The organization, whose Doomsday Clock is monitored by its Science and Security Board (SASB) and Board of Sponsors, which includes eight Nobel laureates, said that countries including the US, China, and Russia did not heed the Bulletin's warning last year when it moved the clock's hands to 89 seconds to midnight.
Instead, major powers in the past year have become "increasingly aggressive, adversarial, and nationalistic."
"Hard-won global understandings are collapsing, accelerating a winner-takes-all great power competition and undermining the international cooperation critical to reducing the risks of nuclear war, climate change, the misuse of biotechnology, the potential threat of artificial intelligence, and other apocalyptic dangers," said the group. "Far too many leaders have grown complacent and indifferent, in many cases adopting rhetoric and policies that accelerate rather than mitigate these existential risks. Because of this failure of leadership, the Bulletin of the Atomic Scientists Science and Security Board today sets the Doomsday Clock at 85 seconds to midnight, the closest it has ever been to catastrophe."
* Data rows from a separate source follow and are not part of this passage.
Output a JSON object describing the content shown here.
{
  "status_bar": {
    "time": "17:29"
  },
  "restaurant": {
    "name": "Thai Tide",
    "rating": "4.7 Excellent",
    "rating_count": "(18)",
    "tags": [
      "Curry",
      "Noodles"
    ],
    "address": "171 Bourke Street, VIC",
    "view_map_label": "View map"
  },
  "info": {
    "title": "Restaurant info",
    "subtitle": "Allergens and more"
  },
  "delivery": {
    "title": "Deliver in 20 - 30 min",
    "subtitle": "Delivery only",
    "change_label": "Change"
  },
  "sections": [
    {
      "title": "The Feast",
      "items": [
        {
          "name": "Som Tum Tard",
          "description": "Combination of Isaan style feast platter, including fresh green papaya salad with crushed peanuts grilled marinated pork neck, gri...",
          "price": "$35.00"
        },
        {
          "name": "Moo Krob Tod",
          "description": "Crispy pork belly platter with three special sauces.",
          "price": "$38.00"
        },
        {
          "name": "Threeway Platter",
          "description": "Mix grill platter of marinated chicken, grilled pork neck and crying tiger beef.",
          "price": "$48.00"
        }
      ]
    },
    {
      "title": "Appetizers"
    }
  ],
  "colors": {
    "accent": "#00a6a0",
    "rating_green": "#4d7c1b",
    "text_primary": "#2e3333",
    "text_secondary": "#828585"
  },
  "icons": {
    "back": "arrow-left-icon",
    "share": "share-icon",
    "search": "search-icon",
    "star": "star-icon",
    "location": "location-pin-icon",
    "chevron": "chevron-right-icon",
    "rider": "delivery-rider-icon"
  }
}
International failures from 2025 include:
Daniel Holz, chair of the SASB, said that the "dangerous trends" outlined by the Bulletin "are accompanied by another frightening development: the rise of nationalistic autocracies in countries around the world."
"Our greatest challenges require international trust and cooperation, and a world splintering into ‘us versus them’ will leave all of humanity more vulnerable," said Holz.
The Bulletin emphasized that with political will, the world's leaders are entirely capable of pulling humanity "back from the brink."
The US and Russia could resume dialogue about limiting their nuclear arsenals, and all nuclear-armed states could observe the existing moratorium on nuclear testing.
Through multilateral agreements and national regulations, the international community could also cooperate to "reduce the prospect that AI be used to create biological threats."
And in the US, Congress could take action to repudiate Trump's "war on renewable energy, instead providing incentives and investments that will enable rapid reduction in fossil fuel use."
Maria Ressa, co-founder and CEO of Rappler and a 2021 Nobel Peace Prize laureate, said that world leaders must also come to an agreement that the climate crisis, nuclear proliferation, and unregulated AI are grave threats, as the majority of the global community has.
“Without facts, there is no truth. Without truth, there is no trust. And without these, the radical collaboration this moment demands is impossible," said Ressa. "We cannot solve problems we cannot agree exist. We cannot cooperate across borders when we cannot even share the same facts. Nuclear threats, climate collapse, AI risks: none can be addressed without first rebuilding our shared reality. The clock is ticking."